Yesterday’s post was a bit sad and whilst I’d love to say that I’m over it and that the world is all unicorns and rainbows and shiny things now, it’s not. It’s going to take a while to get to that point because I have a lot of stuff to go through (mentally, emotionally, and physically) to prepare for my happy future. It’s stressful and overwhelming but I am trying to be positive, really.
One of the things that has me thinking positively is the realisation that once I’ve actually left my job and my house, I will be free to spend time relaxing and sorting things out in my head—something I’ve not really had a chance to do since Paul died more than two years ago. And all of the sudden I’m going to have three weeks or so with no responsibilities. So here’s how I imagine myself spending those three weeks:
First, I have to be realistic and acknowledge that my Dad probably has a list of projects for me to help with around the house. Mom probably has a list, too.
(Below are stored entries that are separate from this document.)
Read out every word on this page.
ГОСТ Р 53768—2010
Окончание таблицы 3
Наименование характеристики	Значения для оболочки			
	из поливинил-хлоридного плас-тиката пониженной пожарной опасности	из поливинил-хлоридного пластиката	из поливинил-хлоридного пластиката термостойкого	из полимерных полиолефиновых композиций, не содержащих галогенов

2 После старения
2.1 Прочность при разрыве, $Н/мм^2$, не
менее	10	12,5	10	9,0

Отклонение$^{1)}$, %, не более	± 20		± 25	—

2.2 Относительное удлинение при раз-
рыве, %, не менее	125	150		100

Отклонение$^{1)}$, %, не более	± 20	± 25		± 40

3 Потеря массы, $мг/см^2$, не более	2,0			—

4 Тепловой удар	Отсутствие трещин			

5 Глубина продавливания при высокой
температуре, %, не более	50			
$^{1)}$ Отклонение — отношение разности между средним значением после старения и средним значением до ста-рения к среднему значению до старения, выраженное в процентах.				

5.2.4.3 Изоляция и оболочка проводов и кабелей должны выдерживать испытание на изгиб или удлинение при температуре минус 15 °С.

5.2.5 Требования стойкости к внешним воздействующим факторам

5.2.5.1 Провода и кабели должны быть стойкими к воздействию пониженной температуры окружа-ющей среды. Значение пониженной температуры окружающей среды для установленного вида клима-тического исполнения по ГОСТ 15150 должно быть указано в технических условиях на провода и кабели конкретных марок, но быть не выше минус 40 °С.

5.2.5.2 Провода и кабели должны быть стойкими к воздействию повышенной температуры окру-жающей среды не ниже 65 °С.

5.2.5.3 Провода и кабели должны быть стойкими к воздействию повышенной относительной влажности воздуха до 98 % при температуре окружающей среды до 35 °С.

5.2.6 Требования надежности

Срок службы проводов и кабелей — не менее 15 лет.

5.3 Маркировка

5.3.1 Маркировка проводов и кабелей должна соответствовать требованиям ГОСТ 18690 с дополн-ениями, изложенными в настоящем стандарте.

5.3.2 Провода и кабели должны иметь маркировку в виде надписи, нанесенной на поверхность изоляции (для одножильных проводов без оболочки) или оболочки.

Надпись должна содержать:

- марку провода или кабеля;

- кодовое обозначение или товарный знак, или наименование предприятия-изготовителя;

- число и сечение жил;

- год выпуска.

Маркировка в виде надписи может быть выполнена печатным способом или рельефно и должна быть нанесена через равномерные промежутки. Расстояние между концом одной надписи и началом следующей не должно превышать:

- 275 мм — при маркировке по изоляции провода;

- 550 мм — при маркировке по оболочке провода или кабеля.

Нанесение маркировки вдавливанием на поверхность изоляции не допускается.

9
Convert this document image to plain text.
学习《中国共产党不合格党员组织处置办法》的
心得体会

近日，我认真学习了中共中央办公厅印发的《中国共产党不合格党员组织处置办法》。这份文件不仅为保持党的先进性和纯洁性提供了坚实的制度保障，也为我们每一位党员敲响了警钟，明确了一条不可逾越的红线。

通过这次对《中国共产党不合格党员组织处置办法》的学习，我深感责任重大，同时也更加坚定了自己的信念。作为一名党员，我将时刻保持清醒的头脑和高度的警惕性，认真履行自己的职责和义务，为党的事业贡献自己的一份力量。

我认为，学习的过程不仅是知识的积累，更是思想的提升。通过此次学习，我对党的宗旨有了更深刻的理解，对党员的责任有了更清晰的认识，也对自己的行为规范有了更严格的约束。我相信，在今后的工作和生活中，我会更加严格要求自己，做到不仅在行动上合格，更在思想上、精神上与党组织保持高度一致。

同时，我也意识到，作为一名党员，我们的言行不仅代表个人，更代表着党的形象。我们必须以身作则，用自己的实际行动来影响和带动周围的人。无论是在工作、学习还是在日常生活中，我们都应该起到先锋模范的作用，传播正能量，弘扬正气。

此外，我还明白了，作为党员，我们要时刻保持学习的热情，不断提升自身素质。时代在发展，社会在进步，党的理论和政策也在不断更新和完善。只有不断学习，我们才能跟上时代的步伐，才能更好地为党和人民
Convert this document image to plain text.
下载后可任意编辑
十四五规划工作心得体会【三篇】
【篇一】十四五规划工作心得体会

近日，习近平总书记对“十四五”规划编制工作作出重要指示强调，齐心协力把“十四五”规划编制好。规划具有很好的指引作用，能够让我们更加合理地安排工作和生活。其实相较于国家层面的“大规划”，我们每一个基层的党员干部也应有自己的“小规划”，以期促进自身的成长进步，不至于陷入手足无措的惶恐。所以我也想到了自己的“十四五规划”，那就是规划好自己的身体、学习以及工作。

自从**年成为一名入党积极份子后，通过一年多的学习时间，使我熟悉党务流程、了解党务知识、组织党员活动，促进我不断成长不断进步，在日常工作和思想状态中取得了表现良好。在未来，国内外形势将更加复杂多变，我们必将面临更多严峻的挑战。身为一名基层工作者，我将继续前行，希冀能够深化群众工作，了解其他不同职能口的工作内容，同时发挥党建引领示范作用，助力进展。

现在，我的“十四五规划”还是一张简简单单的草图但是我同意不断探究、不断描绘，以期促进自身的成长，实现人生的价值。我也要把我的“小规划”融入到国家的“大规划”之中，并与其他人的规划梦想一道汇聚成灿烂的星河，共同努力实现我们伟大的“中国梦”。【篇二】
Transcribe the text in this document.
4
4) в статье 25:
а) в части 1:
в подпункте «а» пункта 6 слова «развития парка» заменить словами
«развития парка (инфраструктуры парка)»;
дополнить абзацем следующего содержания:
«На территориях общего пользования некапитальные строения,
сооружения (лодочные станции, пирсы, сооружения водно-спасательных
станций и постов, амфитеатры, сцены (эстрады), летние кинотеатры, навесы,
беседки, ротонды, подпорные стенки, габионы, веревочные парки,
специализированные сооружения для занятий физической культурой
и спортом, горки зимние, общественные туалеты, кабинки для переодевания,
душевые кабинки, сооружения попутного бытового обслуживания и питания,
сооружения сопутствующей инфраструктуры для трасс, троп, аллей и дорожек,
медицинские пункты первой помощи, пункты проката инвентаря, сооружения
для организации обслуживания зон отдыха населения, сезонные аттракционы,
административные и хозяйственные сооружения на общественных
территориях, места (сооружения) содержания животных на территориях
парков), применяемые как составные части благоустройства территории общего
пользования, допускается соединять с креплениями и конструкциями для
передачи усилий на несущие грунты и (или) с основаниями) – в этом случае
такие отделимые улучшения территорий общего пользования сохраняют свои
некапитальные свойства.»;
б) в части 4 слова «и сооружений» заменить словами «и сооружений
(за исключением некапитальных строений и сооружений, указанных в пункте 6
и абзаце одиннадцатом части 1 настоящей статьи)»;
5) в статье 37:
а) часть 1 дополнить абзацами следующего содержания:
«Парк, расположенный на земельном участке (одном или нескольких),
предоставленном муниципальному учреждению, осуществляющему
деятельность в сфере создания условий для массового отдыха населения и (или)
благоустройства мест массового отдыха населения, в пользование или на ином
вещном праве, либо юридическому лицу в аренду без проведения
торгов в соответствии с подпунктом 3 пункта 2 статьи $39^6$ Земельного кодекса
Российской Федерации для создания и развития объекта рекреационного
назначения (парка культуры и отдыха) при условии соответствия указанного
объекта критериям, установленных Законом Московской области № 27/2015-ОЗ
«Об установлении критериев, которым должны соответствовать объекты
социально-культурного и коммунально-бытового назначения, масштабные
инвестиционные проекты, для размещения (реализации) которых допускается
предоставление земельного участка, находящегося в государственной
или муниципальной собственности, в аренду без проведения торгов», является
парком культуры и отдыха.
But I also know that I enjoy helping the folks (delayed obedience I like to call it) so that’s OK. Plus that, Dad’s projects will probably be great for some cross training (i.e.: free weight lifting!). Of course, the folks aren’t going to keep me busy from dawn to dusk, so that’s where the rest of the plan comes in.
I’m planning to get some training runs in most days and maybe some bike riding for cross training. I’m planning to sit in the back garden with a book (or my Kindle) soaking up the sun. I’m planning on eating lots of good food that my folks cook for me (really, I’ll try to get out of as much cooking as possible!). I’m planning on meeting up with friends and siblings for lunch and coffee. I’m planning to head up to the lake with my book (or my Kindle) to soak up the sun. I’m planning to hang out with my nieces and nephews as much as possible.
Oh! And I’m planning to attend the Eberle Family Reunion at Ocean Shores—with a pre-reunion camping trip with Uncle Mike for good measure. And I’m planning to attend the multi-year Cle Elum Roslyn High School reunion. And I’m planning to sit in front of the local coffee shop with a book (or my Kindle) soaking up the sun, chatting with the other locals in the way that small town locals do. (Might as well enjoy these few weeks of ‘being a local’ once again.)
Of course I know that my emotions will get the better of me from time-to-time and that my relaxing time will also be emotional crying time. But I’m pretty sure that just having time to be with my thoughts—without the pressures of work—will help. I just have to remember not to get bored. Or if I do get bored, I can’t tell my folks because growing up, once you said ‘I’m bored’ they’d put you to work—and you couldn’t take those words back!